Congressional budget writing is akin to sudoku. The goal is to insert numbers where they fit within the rules of the game.But instead of placing all 10 digits in each row, the numbers just have to match Republican talking points of cutting taxes and balancing the budget. There are no policies that align with the spending numbers. There’s not even an intention to try to reach the goals. They are simply conjured up to fit a narrative and treated with legitimacy. It is a legitimate farce.
To understand why the budget resolution is fictional, you only need to know that the budget is not a law and therefore has no binding force. Sure, it sets certain budget rules for Congress that can trigger a point of order if violated…which can then be waived by the same number of votes that are required to pass the bill anyways. Hardly a disciplining action.
What it lacks in substance it makes up for in embellishment and drama. Since it has no binding force, it means that the Budget Committee can put out glowing talking points such asthese:
“The FY 2018 Budget Resolution:
PROVIDES a path to balance by restraining federal spending, reducing tax burdens, and boosting economic growth.
REDUCES spending by $5.1 trillion.
PROVIDES an on-budget surplus of $197 billion in 2027 as a result of fiscal constraint and economic growth.”

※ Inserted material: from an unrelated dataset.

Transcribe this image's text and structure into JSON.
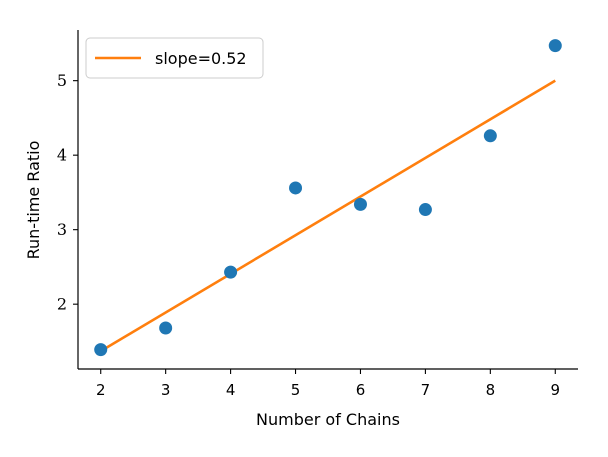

The Budget Resolution does say this. But the Budget Resolution does not do this. The Budget Resolution is a resolution, lawmakers have to pass laws to reach these budget goals. Just two years ago, the Republicans passed a Fiscal Year 2016 Budget Resolution that would place the budget on a path to balance within 10 years. According to the FY2016 Budget Resolution, this year’s deficit would be $83 billion and only a few years away from a budget surplus. Instead, the Congressional Budget Office (CBO) just reported that this year’s deficit was $668 billion and is on its way up to $1.3 trillion.
The problem is that the Republican members that vote for a budget resolution that purports to be a “path to balance” only support it as a political platform, not as a governing position. They want to be known as fiscally responsible, without being responsible for getting there.

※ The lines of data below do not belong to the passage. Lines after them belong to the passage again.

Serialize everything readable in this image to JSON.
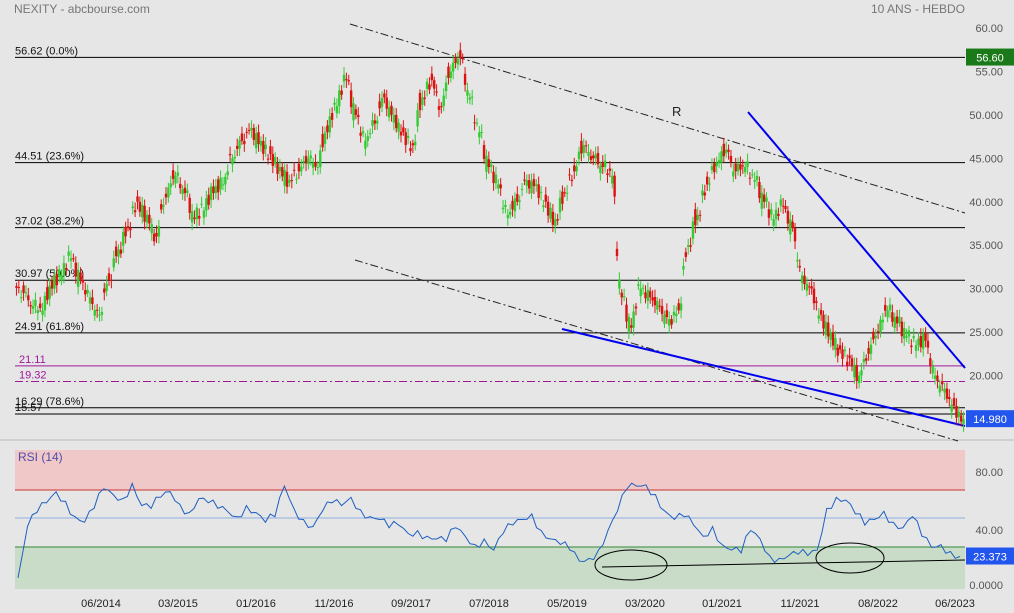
{
  "header": {
    "title": "NEXITY - abcbourse.com",
    "period": "10 ANS - HEBDO"
  },
  "colors": {
    "background": "#e6e6e6",
    "candle_up": "#33cc33",
    "candle_down": "#dd1111",
    "fib_lines": "#000000",
    "support_lines": "#a0189a",
    "trend_lines": "#0000ee",
    "rsi_line": "#1f5fbf",
    "rsi_overbought": "#f0c8c8",
    "rsi_oversold": "#c8dcc8",
    "last_price_bg": "#2255ee",
    "high_price_bg": "#1a7a1a"
  },
  "chart_data": [
    {
      "type": "candlestick",
      "title": "NEXITY - abcbourse.com",
      "subtitle": "10 ANS - HEBDO",
      "y_axis": {
        "ticks": [
          "60.00",
          "55.00",
          "50.000",
          "45.000",
          "40.000",
          "35.000",
          "30.000",
          "25.000",
          "20.000",
          "15.000"
        ],
        "ylim": [
          13.5,
          61.5
        ]
      },
      "x_axis": {
        "ticks": [
          "06/2014",
          "03/2015",
          "01/2016",
          "11/2016",
          "09/2017",
          "07/2018",
          "05/2019",
          "03/2020",
          "01/2021",
          "11/2021",
          "08/2022",
          "06/2023"
        ]
      },
      "fibonacci_levels": [
        {
          "price": 56.62,
          "label": "56.62  (0.0%)"
        },
        {
          "price": 44.51,
          "label": "44.51  (23.6%)"
        },
        {
          "price": 37.02,
          "label": "37.02  (38.2%)"
        },
        {
          "price": 30.97,
          "label": "30.97  (50.0%)"
        },
        {
          "price": 24.91,
          "label": "24.91  (61.8%)"
        },
        {
          "price": 16.29,
          "label": "16.29  (78.6%)"
        },
        {
          "price": 15.57,
          "label": "15.57"
        }
      ],
      "support_levels": [
        {
          "price": 21.11,
          "label": "21.11",
          "style": "solid"
        },
        {
          "price": 19.32,
          "label": "19.32",
          "style": "dashdot"
        }
      ],
      "annotations": [
        {
          "text": "R"
        }
      ],
      "price_badges": [
        {
          "text": "56.60",
          "price": 56.6,
          "kind": "high"
        },
        {
          "text": "14.980",
          "price": 14.98,
          "kind": "last"
        }
      ],
      "series": [
        {
          "name": "Close",
          "values": [
            29.5,
            28.0,
            27.5,
            30.0,
            31.5,
            33.5,
            31.0,
            29.0,
            27.0,
            31.0,
            34.5,
            37.0,
            40.0,
            38.5,
            36.0,
            40.5,
            43.0,
            41.0,
            38.0,
            39.0,
            41.0,
            42.0,
            45.0,
            47.0,
            48.5,
            47.0,
            45.5,
            44.0,
            42.5,
            43.5,
            45.0,
            44.0,
            48.0,
            51.0,
            54.0,
            50.0,
            47.0,
            49.0,
            52.0,
            50.0,
            48.0,
            46.5,
            52.0,
            54.0,
            51.0,
            55.0,
            56.6,
            52.0,
            48.0,
            44.0,
            42.0,
            38.5,
            40.0,
            42.5,
            42.0,
            40.0,
            38.0,
            41.0,
            43.5,
            46.5,
            45.0,
            44.0,
            43.0,
            29.0,
            25.5,
            30.0,
            29.0,
            28.0,
            26.5,
            27.5,
            35.0,
            38.5,
            42.0,
            44.5,
            46.0,
            43.5,
            44.0,
            42.5,
            40.0,
            38.0,
            39.5,
            37.0,
            31.5,
            30.0,
            27.0,
            25.0,
            23.0,
            22.0,
            20.0,
            22.5,
            25.0,
            27.5,
            26.0,
            24.5,
            23.5,
            24.0,
            20.0,
            18.5,
            16.5,
            14.98
          ]
        }
      ]
    },
    {
      "type": "line",
      "title": "RSI (14)",
      "y_axis": {
        "ticks": [
          "80.00",
          "40.00",
          "0.0000"
        ],
        "ylim": [
          0,
          100
        ]
      },
      "zones": {
        "overbought": 70,
        "oversold": 30
      },
      "reference_lines": [
        48,
        30
      ],
      "price_badges": [
        {
          "text": "23.373",
          "value": 23.373
        }
      ],
      "series": [
        {
          "name": "RSI (14)",
          "values": [
            8,
            45,
            55,
            62,
            70,
            63,
            52,
            48,
            58,
            72,
            68,
            65,
            76,
            60,
            58,
            66,
            70,
            61,
            55,
            65,
            62,
            58,
            56,
            52,
            60,
            55,
            48,
            52,
            74,
            58,
            50,
            45,
            56,
            62,
            60,
            66,
            57,
            52,
            50,
            44,
            46,
            40,
            42,
            38,
            36,
            34,
            44,
            38,
            32,
            36,
            28,
            40,
            46,
            50,
            54,
            42,
            36,
            32,
            28,
            20,
            22,
            28,
            42,
            56,
            72,
            74,
            75,
            68,
            56,
            50,
            52,
            46,
            38,
            45,
            32,
            28,
            26,
            42,
            36,
            24,
            22,
            24,
            25,
            24,
            28,
            58,
            66,
            64,
            54,
            46,
            50,
            56,
            48,
            44,
            52,
            38,
            30,
            32,
            27,
            23.373
          ]
        }
      ]
    }
  ]
}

Democrats are in on the farce too. Tonight, there will be an extended round of voting on amendments to the budget resolution – amendments for the most part that will have no practical effect on our nation’s policies. Democrats will pretend that the Republicans actually mean what they say and decry the non-specific cuts embedded in the budget resolution that will never come to fruition. They will offer a litany of amendments in the form of “deficit-neutral reserve funds” to message on the unfairness of these cuts to try to gain an edge for next year’s elections. But, of the $5.1 trillion in proposed spending reductions, the Budget Resolution only calls for $1 billion to be actionable without Democrat support. That is the equivalent to 2 cents out of $100.
In truth, the only practical implication of the Budget Resolution is for Republicans to start a special process called reconciliation that will allow them to pass a tax reform bill with only a simple majority in the Senate rather than the typical 60. The rest is just fictional window dressing around a very real plan to potentially increase the debt by $1.5 trillion via tax reform – quite the opposite direction from the path to balance.
The United States Senate will put on an act tonight that may be fun for some and maddening for others, but it is a process that makes a mockery of our government. Republicans and Democrats alike agree that our budget process is broken. There are several ideas out there that can improve it. One of them would be to make the budget statutory, requiring a presidential signature and making it binding. Instead of having partisan, political documents passed only to be followed by real budget agreements negotiated behind closed doors later on – this would require an agreement on the real numbers early in the process. It would also require everyone to come to the table to reckon with the very real budget problems that our nation is facing rather than trying to score political points.
Our nation’s fiscal problems are serious and will have major consequences for the prosperity of the next generation. They will be met tonight with an equally unserious show of politics and cynicism. Tonight, they are all Slytherin.